Entonces se enteró el soldado de la maravillosa virtud
de su yesquero. Si golpeaba una vez, comparecía el perro
de la caja de las monedas de cobre; si dos veces, se
presentaba el de la plata, y si tres, acudía el del oro.
Nuestro soldado volvió a sus lujosas habitaciones del
primer piso, vistióse de nuevo con ricas prendas, y sus
amigos volvieron a ponerlo por las nubes.
Un día le vino un pensamiento: «¡Es bien extraño que
no haya modo de ver a la princesa!. Debe de ser muy
hermosa, pero ¿de qué le sirve, si se ha de pasar la
vida en el palacio de cobre rodeado de murallas y torres?
¿No habría modo de verla? ¿Dónde está el yesquero?»

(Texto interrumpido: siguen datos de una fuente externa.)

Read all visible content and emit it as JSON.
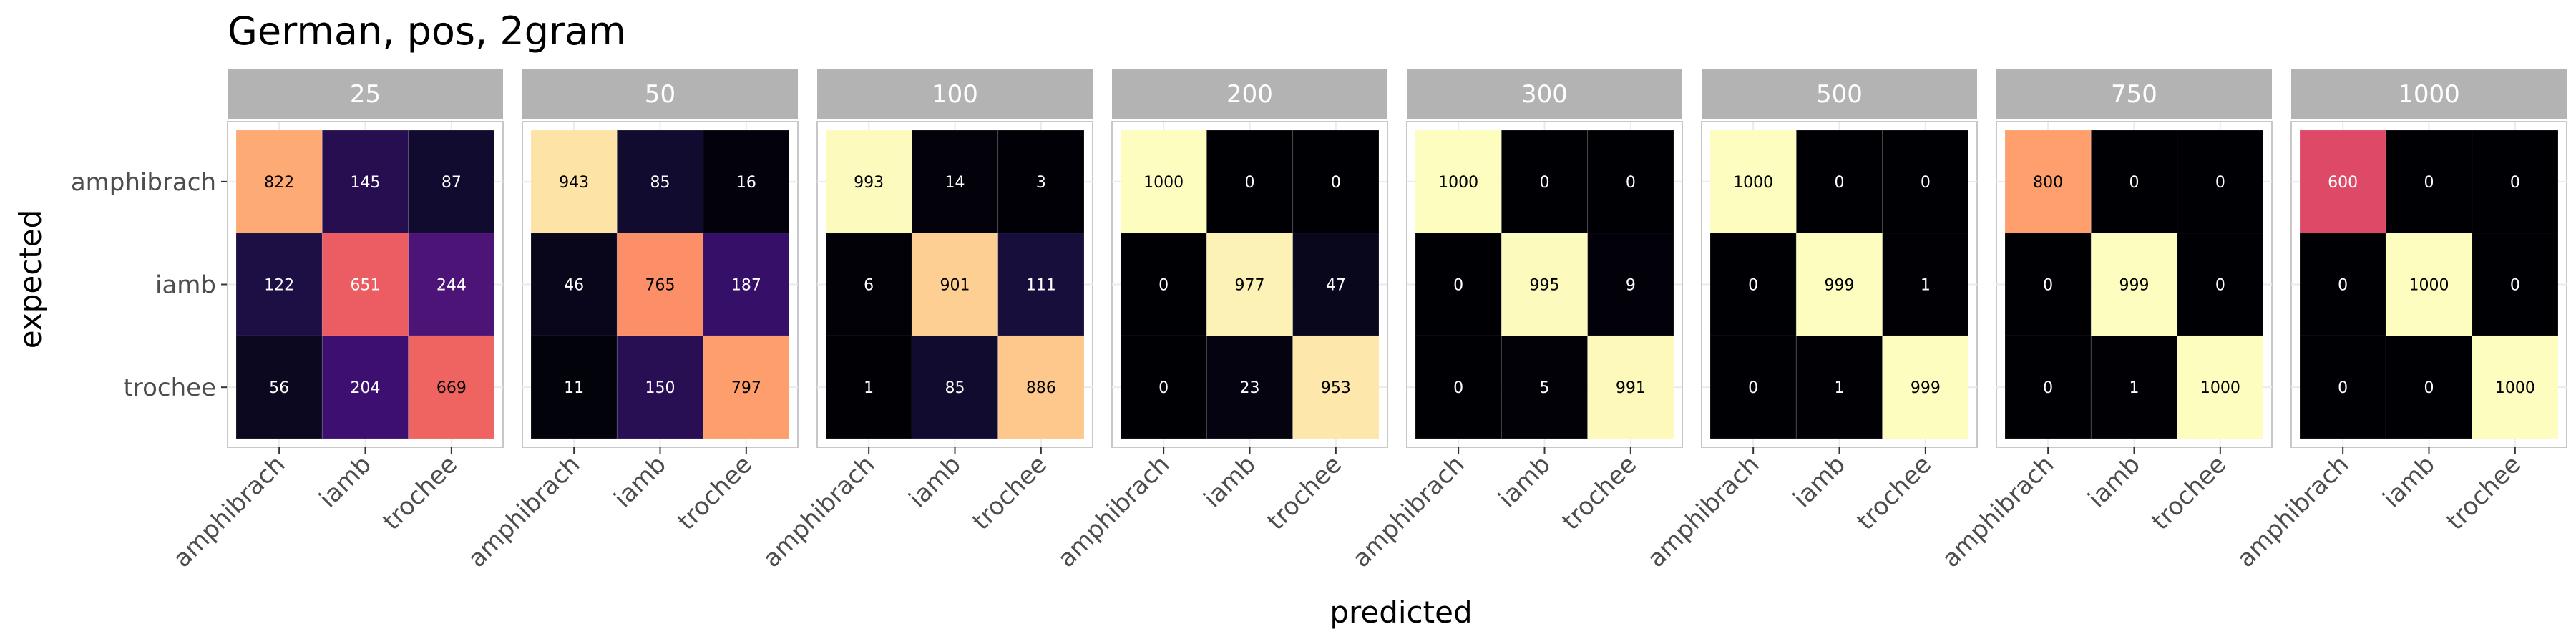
{
  "chart_data": {
    "type": "heatmap",
    "title": "German, pos, 2gram",
    "xlabel": "predicted",
    "ylabel": "expected",
    "x_categories": [
      "amphibrach",
      "iamb",
      "trochee"
    ],
    "y_categories": [
      "amphibrach",
      "iamb",
      "trochee"
    ],
    "color_scale": "magma",
    "value_range": [
      0,
      1000
    ],
    "facets": [
      {
        "label": "25",
        "matrix": [
          [
            822,
            145,
            87
          ],
          [
            122,
            651,
            244
          ],
          [
            56,
            204,
            669
          ]
        ]
      },
      {
        "label": "50",
        "matrix": [
          [
            943,
            85,
            16
          ],
          [
            46,
            765,
            187
          ],
          [
            11,
            150,
            797
          ]
        ]
      },
      {
        "label": "100",
        "matrix": [
          [
            993,
            14,
            3
          ],
          [
            6,
            901,
            111
          ],
          [
            1,
            85,
            886
          ]
        ]
      },
      {
        "label": "200",
        "matrix": [
          [
            1000,
            0,
            0
          ],
          [
            0,
            977,
            47
          ],
          [
            0,
            23,
            953
          ]
        ]
      },
      {
        "label": "300",
        "matrix": [
          [
            1000,
            0,
            0
          ],
          [
            0,
            995,
            9
          ],
          [
            0,
            5,
            991
          ]
        ]
      },
      {
        "label": "500",
        "matrix": [
          [
            1000,
            0,
            0
          ],
          [
            0,
            999,
            1
          ],
          [
            0,
            1,
            999
          ]
        ]
      },
      {
        "label": "750",
        "matrix": [
          [
            800,
            0,
            0
          ],
          [
            0,
            999,
            0
          ],
          [
            0,
            1,
            1000
          ]
        ]
      },
      {
        "label": "1000",
        "matrix": [
          [
            600,
            0,
            0
          ],
          [
            0,
            1000,
            0
          ],
          [
            0,
            0,
            1000
          ]
        ]
      }
    ]
  }
}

y, al encender la yesca, se presentó el perro de ojos
grandes como tazas de café.
- Ya sé que estamos a altas horas de la noche - dijo el
soldado-, pero me gustaría mucho ver a la princesa,
aunque fuera sólo un momento.
El perro se retiró enseguida, y antes de que el soldado
tuviera tiempo de pensarlo, volvió a entrar con la
doncella, la cual venía sentada en su espalda, dormida,
y era tan hermosa, que a la legua se veía que se trataba
de una princesa. El soldado no pudo resistir y la besó;
por algo era un soldado hecho y derecho.
Marchóse entonces el perro con la doncella; pero cuando,
a la mañana, acudieron el Rey y la Reina, su hija les
contó que había tenido un extraño sueño, de un perro
y un soldado. Ella iba montada en un perro, y el soldado
la había besado.
- ¡Pues vaya historia! - exclamó la Reina.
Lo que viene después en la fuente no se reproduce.